Misbehaving Machines Act Out

Supported by the Creative Capital Foundation.

Exhibitions include:

“Misbehaving” is a series of three female “performers” for intimate installations. In each tableau, a hybrid machine “being” performs: a kinetic, electronically controlled machine speaks with a visual voice of erratic physical gestures. As a combination of performance and robotics, they represent girls and women who disobey or resist expectations. Unlike machines designed for perfect job performance, these machines will declare their fallibility, impatience, approval, and disapproval through small gestural acts and (in “Translator”) embedded video sequences. In contrast to the precise technique and tireless efforts of a robot that plays chess or constructs automobiles, my robotic performers “act out” and misbehave. In these tableaus of protest and transformation, the machine is spirited, emotional, thoughtful, yet irregular.

Each intimate installation focuses on translating the “unseen” (data from proximity sensors) into tangible activity such as erratic movement or “incorrect” behavior. Like a theater with two stages, each “being” presents a visual conversation between competing equivalents: the physical machine’s behavior and its computer controlled “mind.”
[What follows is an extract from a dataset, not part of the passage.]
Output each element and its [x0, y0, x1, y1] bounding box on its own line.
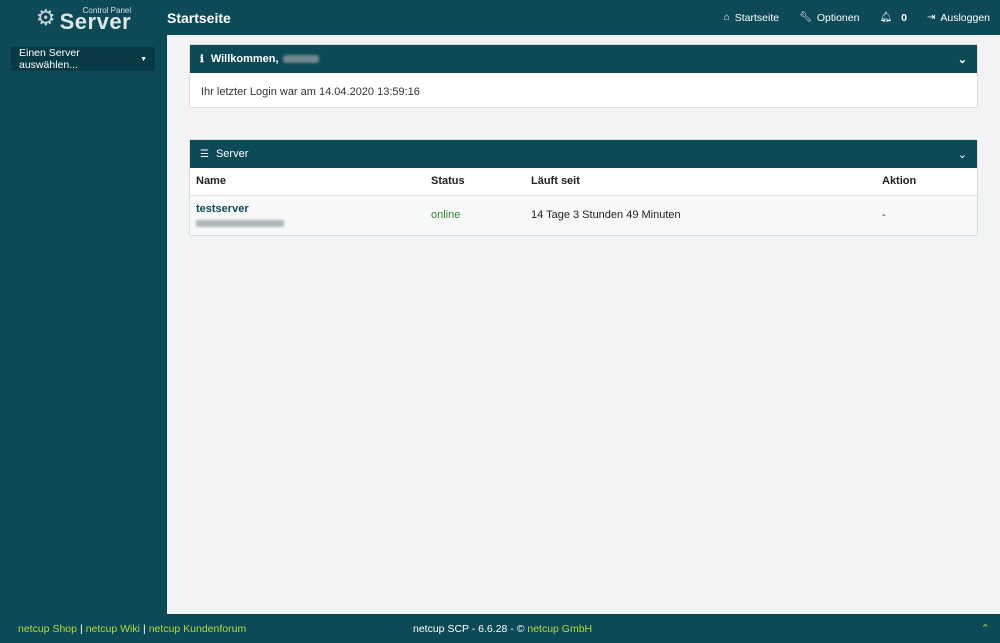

Two of the performers are aluminum, mechanized pairs of 6 year-old girl’s legs fitted with shoes.  An electronic circuit and proximity sensors make them responsive to the presence of viewers. One pair (“Resist”) squirms on the floor in a way that reads as both sexualized and fearful. Another pair (“Protest”) stomps on top of a table loudly at unpredictable times.

The third piece, “Translator,” is a poetic meditation on the act of translating the language of non-verbal gestures and sounds. A robotic object fitted with a screen moves nervously, back and forth, between two opposing video projectors. Its movement is controlled by the viewer (using a hand cranked wheel) who must steer the sculpture to each projector to receive its “message.” As the robotic screen nears one projector, it “receives” one set of images and sounds. It then travels across the room to receive a different set of images and sounds. This “go-between” creates a narrative that is made up of broken parts received alternately from each side. Like a child caught between two feuding parents, a political mediator, or a mind which is alternating between two thoughts, the action of the “translator” reveals a story of fragmentation and unification as it reveals and breaks up the narratives received from the two opposing camps.